Interim supply refers to the funds required by the government to conduct its activities from April 1, the beginning of the fiscal year, to the final supply day in the period ending June 23, when the House votes on the main estimates for the year.
The government must give 48 hours’ notice of an interim supply motion, setting out in detail the sums of money it will require, expressed in twelfths of the amounts to be voted in the main estimates. Most are three-twelfths of the total amount, corresponding to the three-month hiatus between the beginning of the new fiscal year and the final passage of the main estimates, but the government may request more.

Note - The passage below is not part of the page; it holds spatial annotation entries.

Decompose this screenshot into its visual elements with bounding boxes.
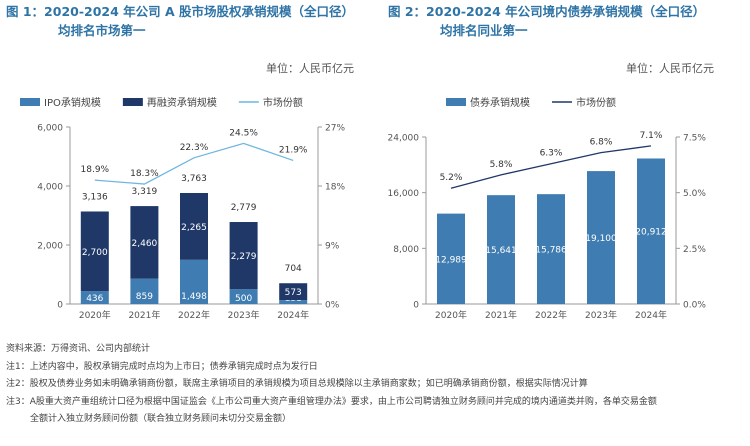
chart1-bar xyxy=(130,278,159,304)
chart2-y2-tick-label: 7.5% xyxy=(683,134,706,144)
chart1-bar-value-label: 2,279 xyxy=(231,252,257,262)
chart1-bar-total-label: 3,763 xyxy=(181,174,207,184)
chart1-bar xyxy=(229,222,258,290)
chart1-y2-tick-label: 0% xyxy=(325,301,340,311)
chart2-y-tick-label: 24,000 xyxy=(388,134,420,144)
chart2-x-tick-label: 2023年 xyxy=(585,309,617,321)
chart1-share-label: 18.3% xyxy=(130,169,159,179)
chart1-x-tick-label: 2023年 xyxy=(228,309,260,321)
chart2-share-label: 5.2% xyxy=(440,173,463,183)
chart1-legend-swatch xyxy=(122,98,143,106)
chart2-y-tick-label: 16,000 xyxy=(388,189,420,199)
chart1-bar-value-label: 2,700 xyxy=(82,248,108,258)
chart2-title-line1: 图 2：2020-2024 年公司境内债券承销规模（全口径） xyxy=(388,4,706,19)
chart1-bar-value-label: 859 xyxy=(136,292,153,302)
chart1-bar-value-label: 2,460 xyxy=(132,239,158,249)
chart2-y-tick-label: 0 xyxy=(413,301,419,311)
chart1-share-label: 24.5% xyxy=(229,128,258,138)
chart1-x-tick-label: 2022年 xyxy=(178,309,210,321)
chart1-bar-total-label: 3,319 xyxy=(132,187,158,197)
chart2-bar xyxy=(537,194,565,304)
chart2-bar xyxy=(487,195,515,304)
chart2-x-tick-label: 2022年 xyxy=(535,309,567,321)
chart1-share-label: 21.9% xyxy=(279,145,308,155)
chart1-x-tick-label: 2021年 xyxy=(128,309,160,321)
chart2-x-tick-label: 2020年 xyxy=(435,309,467,321)
chart2-bar-value-label: 19,100 xyxy=(585,234,617,244)
chart1-y-tick-label: 6,000 xyxy=(37,124,63,134)
chart2-title-line2: 均排名同业第一 xyxy=(440,23,528,38)
chart2-bar xyxy=(587,171,615,304)
chart1-bar-total-label: 2,779 xyxy=(231,203,257,213)
chart1-y2-tick-label: 27% xyxy=(325,124,345,134)
chart2-legend-swatch xyxy=(446,98,466,106)
chart1-x-tick-label: 2024年 xyxy=(277,309,309,321)
chart1-title-line2: 均排名市场第一 xyxy=(58,23,146,38)
chart1-share-label: 18.9% xyxy=(81,165,110,175)
chart1-bar-value-label: 1,498 xyxy=(181,292,207,302)
chart2-bar-value-label: 20,912 xyxy=(635,228,667,238)
chart2-legend-label: 市场份额 xyxy=(576,96,616,109)
chart1-x-tick-label: 2020年 xyxy=(79,309,111,321)
chart1-y-tick-label: 2,000 xyxy=(37,242,63,252)
chart2-bar-value-label: 12,989 xyxy=(435,255,467,265)
chart1-bar-total-label: 3,136 xyxy=(82,192,108,202)
chart2-legend-label: 债券承销规模 xyxy=(470,96,530,109)
chart2-title: 图 2：2020-2024 年公司境内债券承销规模（全口径） 均排名同业第一 xyxy=(388,2,748,40)
chart1-share-line xyxy=(94,142,294,185)
chart2-y-tick-label: 8,000 xyxy=(393,245,419,255)
chart1-bar xyxy=(279,300,308,304)
chart1-bar xyxy=(180,192,208,260)
chart2-y2-tick-label: 0.0% xyxy=(683,301,706,311)
chart1-bar-total-label: 704 xyxy=(285,264,302,274)
chart2-y2-tick-label: 5.0% xyxy=(683,189,706,199)
chart2-share-label: 6.8% xyxy=(590,138,613,148)
note-3-continued: 全额计入独立财务顾问份额（联合独立财务顾问未切分交易金额） xyxy=(30,414,292,425)
chart1-bar-value-label: 573 xyxy=(285,288,302,298)
chart1-bar-value-label: 436 xyxy=(86,294,103,304)
chart1-bar-value-label: 500 xyxy=(235,294,252,304)
chart2-bar-value-label: 15,641 xyxy=(485,246,517,256)
chart1-title: 图 1：2020-2024 年公司 A 股市场股权承销规模（全口径） 均排名市场… xyxy=(6,2,378,40)
chart1-bar-value-label: 2,265 xyxy=(181,223,207,233)
chart1-bar xyxy=(80,211,109,292)
source-note: 资料来源：万得资讯、公司内部统计 xyxy=(6,344,151,354)
chart2-share-label: 7.1% xyxy=(640,131,663,141)
chart1-title-line1: 图 1：2020-2024 年公司 A 股市场股权承销规模（全口径） xyxy=(6,4,355,19)
chart1-y-tick-label: 0 xyxy=(57,301,63,311)
chart1-bar xyxy=(279,283,308,301)
chart1-legend-label: 市场份额 xyxy=(263,96,303,109)
charts-canvas: 0 2,000 4,000 6,000 0% 9% 18% 27% 2020年 2021年 2022… xyxy=(20,96,706,321)
notes-section: 资料来源：万得资讯、公司内部统计 注1：上述内容中，股权承销完成时点均为上市日；… xyxy=(6,341,746,429)
chart1-bar xyxy=(180,259,208,304)
chart1-legend-swatch xyxy=(20,98,40,106)
chart2-x-tick-label: 2024年 xyxy=(635,309,667,321)
chart2-bar xyxy=(437,213,465,304)
note-2: 注2：股权及债券业务如未明确承销商份额，联席主承销项目的承销规模为项目总规模除以… xyxy=(6,379,588,390)
chart1-bar xyxy=(130,206,159,279)
chart2-share-label: 5.8% xyxy=(490,160,513,170)
chart2-share-label: 6.3% xyxy=(540,149,563,159)
note-1: 注1：上述内容中，股权承销完成时点均为上市日；债券承销完成时点为发行日 xyxy=(6,361,318,372)
chart1-legend-label: IPO承销规模 xyxy=(44,96,101,109)
chart2-share-line xyxy=(450,145,652,189)
chart1-legend-label: 再融资承销规模 xyxy=(147,96,217,109)
chart1-bar xyxy=(80,291,109,304)
chart1-unit-label: 单位：人民币亿元 xyxy=(266,62,354,75)
chart1-share-label: 22.3% xyxy=(180,143,209,153)
chart2-unit-label: 单位：人民币亿元 xyxy=(626,62,714,75)
chart2-bar xyxy=(637,158,665,304)
chart2-bar-value-label: 15,786 xyxy=(535,246,567,256)
chart2-y2-tick-label: 2.5% xyxy=(683,245,706,255)
chart1-y2-tick-label: 9% xyxy=(325,242,340,252)
chart1-y2-tick-label: 18% xyxy=(325,183,345,193)
chart2-x-tick-label: 2021年 xyxy=(485,309,517,321)
note-3: 注3：A股重大资产重组统计口径为根据中国证监会《上市公司重大资产重组管理办法》要… xyxy=(6,396,657,407)
chart1-y-tick-label: 4,000 xyxy=(37,183,63,193)
chart1-bar xyxy=(229,289,258,304)
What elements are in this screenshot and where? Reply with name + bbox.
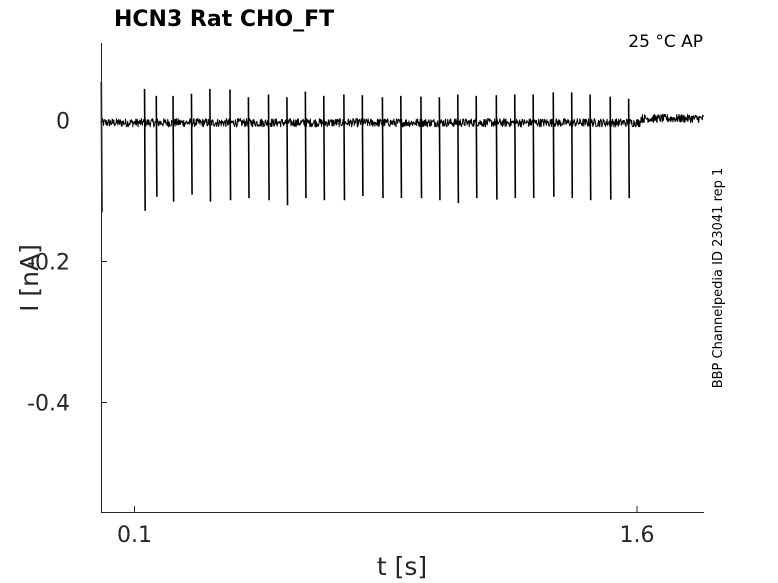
- chart-title: HCN3 Rat CHO_FT: [114, 7, 334, 32]
- spike: [172, 95, 175, 202]
- spike: [475, 95, 478, 199]
- x-tick-label: 0.1: [117, 523, 152, 548]
- spike: [229, 89, 232, 201]
- spike: [143, 88, 146, 211]
- spike: [495, 95, 498, 200]
- spike: [570, 92, 574, 199]
- spike: [190, 93, 193, 195]
- spike: [304, 91, 307, 199]
- spike: [513, 94, 517, 199]
- x-axis-label: t [s]: [377, 552, 427, 581]
- spike-group: [100, 81, 631, 213]
- plot-area: [100, 81, 705, 213]
- x-tick-label: 1.6: [620, 523, 655, 548]
- spike: [420, 96, 423, 199]
- x-ticks: 0.1 1.6: [117, 506, 655, 548]
- spike: [589, 94, 592, 201]
- spike: [343, 94, 346, 201]
- spike: [532, 94, 535, 199]
- condition-label: 25 °C AP: [628, 32, 703, 52]
- spike: [609, 96, 612, 200]
- spike: [381, 97, 384, 199]
- spike: [456, 94, 460, 204]
- y-axis-label: I [nA]: [15, 244, 44, 312]
- y-tick-label: -0.4: [27, 392, 70, 417]
- spike: [627, 98, 631, 199]
- y-tick-label: -0.2: [27, 251, 70, 276]
- spike: [155, 95, 158, 197]
- spike: [322, 95, 326, 201]
- spike: [361, 95, 364, 197]
- side-label: BBP Channelpedia ID 23041 rep 1: [711, 168, 726, 389]
- spike: [209, 88, 212, 202]
- spike: [247, 97, 250, 199]
- spike: [267, 94, 270, 201]
- spike: [400, 95, 403, 199]
- spike: [438, 97, 441, 201]
- spike: [552, 92, 555, 197]
- y-ticks: 0 -0.2 -0.4: [27, 110, 107, 417]
- spike: [286, 97, 289, 206]
- current-trace: [100, 113, 705, 128]
- y-tick-label: 0: [56, 110, 70, 135]
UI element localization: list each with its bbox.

The motion for interim supply is considered on the last allotted day of the period ending March 26. Adoption of the motion is followed by the consideration and passage at all stages of an appropriation bill based on interim supply and authorizing the prescribed withdrawals from the Consolidated Revenue Fund.
The granting of interim supply does not necessarily constitute immediate House approval for the programs to which it applies in the main estimates. However, neither the House nor its committees can reduce a vote to an amount less than the amount already granted in interim supply.
A provisional change, in place for the remainder of the Forty-Second Parliament, was adopted by the House in June 2017 to replace the interim supply process with interim estimates. Interim estimates are treated in the same manner as other estimates, including being tabled and deemed referred to committee. The interim estimates are also considered during the supply period ending March 26.